Around 71 per cent of school children in West Bengal didn’t have access to online education, and the number of students in child labour doubled in the May-July lockdown period, shows a survey.
The survey – conducted by rights groups West Bengal Right to Education Forum (RTE Forum) and Campaign against Child Labour (CACL) — covers 2,154 children across 19 districts of West Bengal.
Seventeen per cent of the surveyed children made do with on one or two meals a day, and 11 per cent of the sick could not access any medical treatment.
Ananya Chakraborty, Chairperson of the West Bengal Commission for Protection of Child Rights, said, “I haven’t gone through the report yet. Once I get the reports only then I will be able to comment on it.”
“The purpose of this rapid assessment was to understand infringement child rights over the last few months so that the government can take proper action,” said one of the survey team members.
Only 21.5 per cent of children from lower classes had access to online education at the pre-primary and primary level while the precentage for those from higher socio-economic background stood at 53.2 per cent at the higher secondary level.
The report also shows that 37.5 per cent of the school-going disabled children can access digital/online education. In terms of food security, only 57 per cent of the children got three meals a day.
Ten per cent of the children in the two-six years age group did not receive takeaway supplementary nutrition from Anganwadi Centres. Every four of 10 children in Class 1-8 did not get mid-day meal. Families of 14 per cent of the surveyed children did not get free ration from the Public Distribution Scheme (PDS), while another 4.41 per cent were devoid of any free ration.
Minister of State for Women and Child Development and Social Welfare Sashi Panja said the state was doing its best to ensure delivery of foodgrains to households.
“As far as mid-day meal is concerned, our department is ensuring delivery of foodgrains at the doorstep in the Covid-19 times. We are distributing dry ration in one go. For example, how much mid-day meal a student gets in a month is calculated and then it is delivered by workers and helpers of centres (Integrated Child Development Services).
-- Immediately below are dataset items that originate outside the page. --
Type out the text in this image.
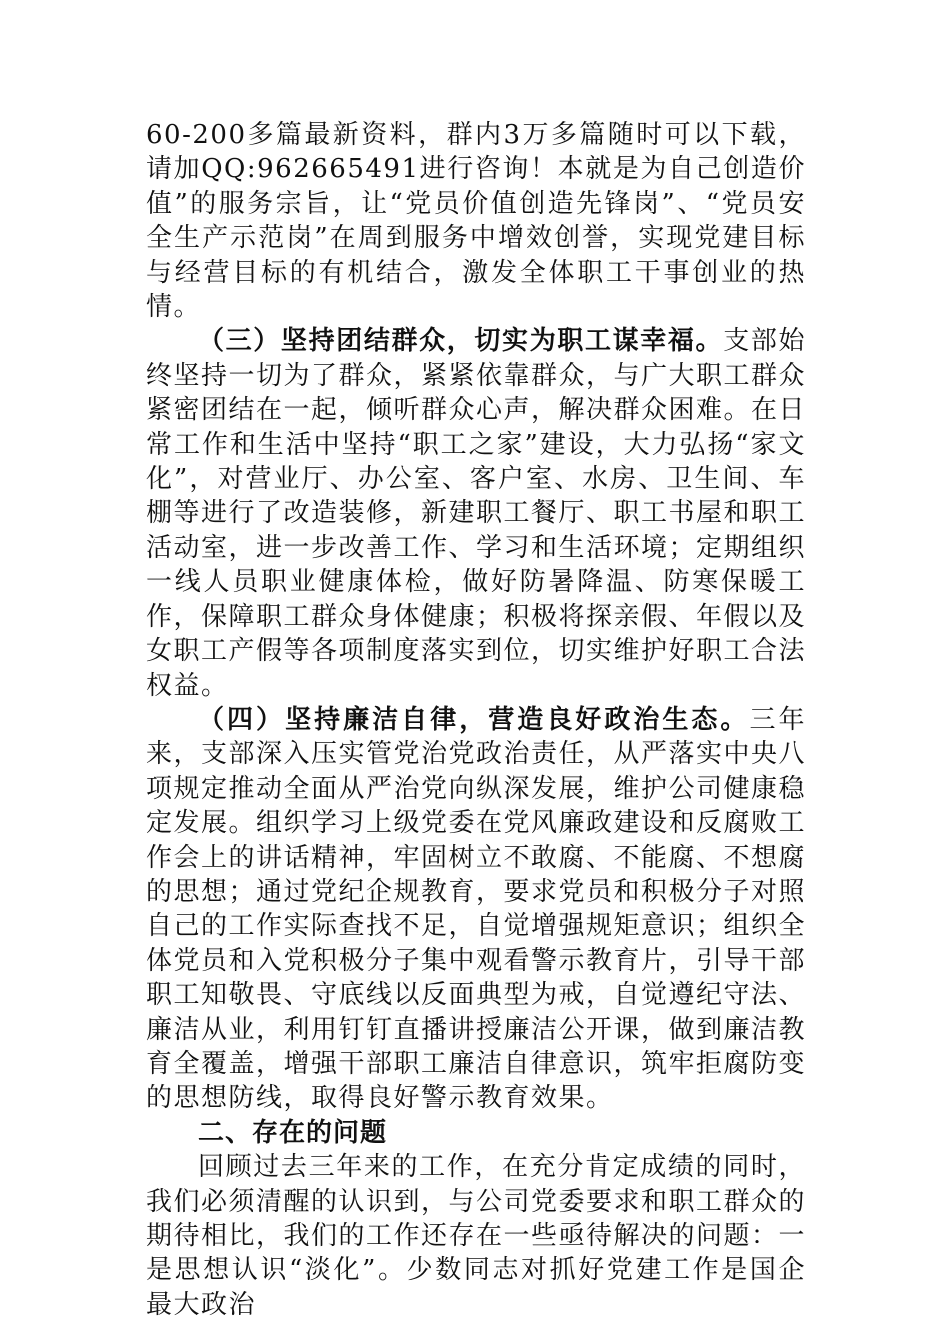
60-200多篇最新资料，群内3万多篇随时可以下载，请加QQ:962665491进行咨询！本就是为自己创造价值”的服务宗旨，让“党员价值创造先锋岗”、“党员安全生产示范岗”在周到服务中增效创誉，实现党建目标与经营目标的有机结合，激发全体职工干事创业的热情。

（三）坚持团结群众，切实为职工谋幸福。支部始终坚持一切为了群众，紧紧依靠群众，与广大职工群众紧密团结在一起，倾听群众心声，解决群众困难。在日常工作和生活中坚持“职工之家”建设，大力弘扬“家文化”，对营业厅、办公室、客户室、水房、卫生间、车棚等进行了改造装修，新建职工餐厅、职工书屋和职工活动室，进一步改善工作、学习和生活环境；定期组织一线人员职业健康体检，做好防暑降温、防寒保暖工作，保障职工群众身体健康；积极将探亲假、年假以及女职工产假等各项制度落实到位，切实维护好职工合法权益。

（四）坚持廉洁自律，营造良好政治生态。三年来，支部深入压实管党治党政治责任，从严落实中央八项规定推动全面从严治党向纵深发展，维护公司健康稳定发展。组织学习上级党委在党风廉政建设和反腐败工作会上的讲话精神，牢固树立不敢腐、不能腐、不想腐的思想；通过党纪企规教育，要求党员和积极分子对照自己的工作实际查找不足，自觉增强规矩意识；组织全体党员和入党积极分子集中观看警示教育片，引导干部职工知敬畏、守底线以反面典型为戒，自觉遵纪守法、廉洁从业，利用钉钉直播讲授廉洁公开课，做到廉洁教育全覆盖，增强干部职工廉洁自律意识，筑牢拒腐防变的思想防线，取得良好警示教育效果。

二、存在的问题

回顾过去三年来的工作，在充分肯定成绩的同时，我们必须清醒的认识到，与公司党委要求和职工群众的期待相比，我们的工作还存在一些亟待解决的问题：一是思想认识“淡化”。少数同志对抓好党建工作是国企最大政治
We regularly check records and we have reached out to almost all,” Panja said.
“At least Bengal’s data is better than the national data. Across India, only 14 per cent of the school children have been able to continue their education,” said Prabir Basu, Joint Convener of RTE Forum (Campaign).
“The end result of the report is very disturbing, I would say practically the scenario is even worse. The survey has been done with children residing in the areas with presence of organisations to support them… We would like to bring it to the notice of the state government so that the policy makers can strategise to improve the situation,” said Basu.
RTE is a civil society platform advocating enforcement of the Right to Education. CACL, formed in 1993, is spread across 18 states.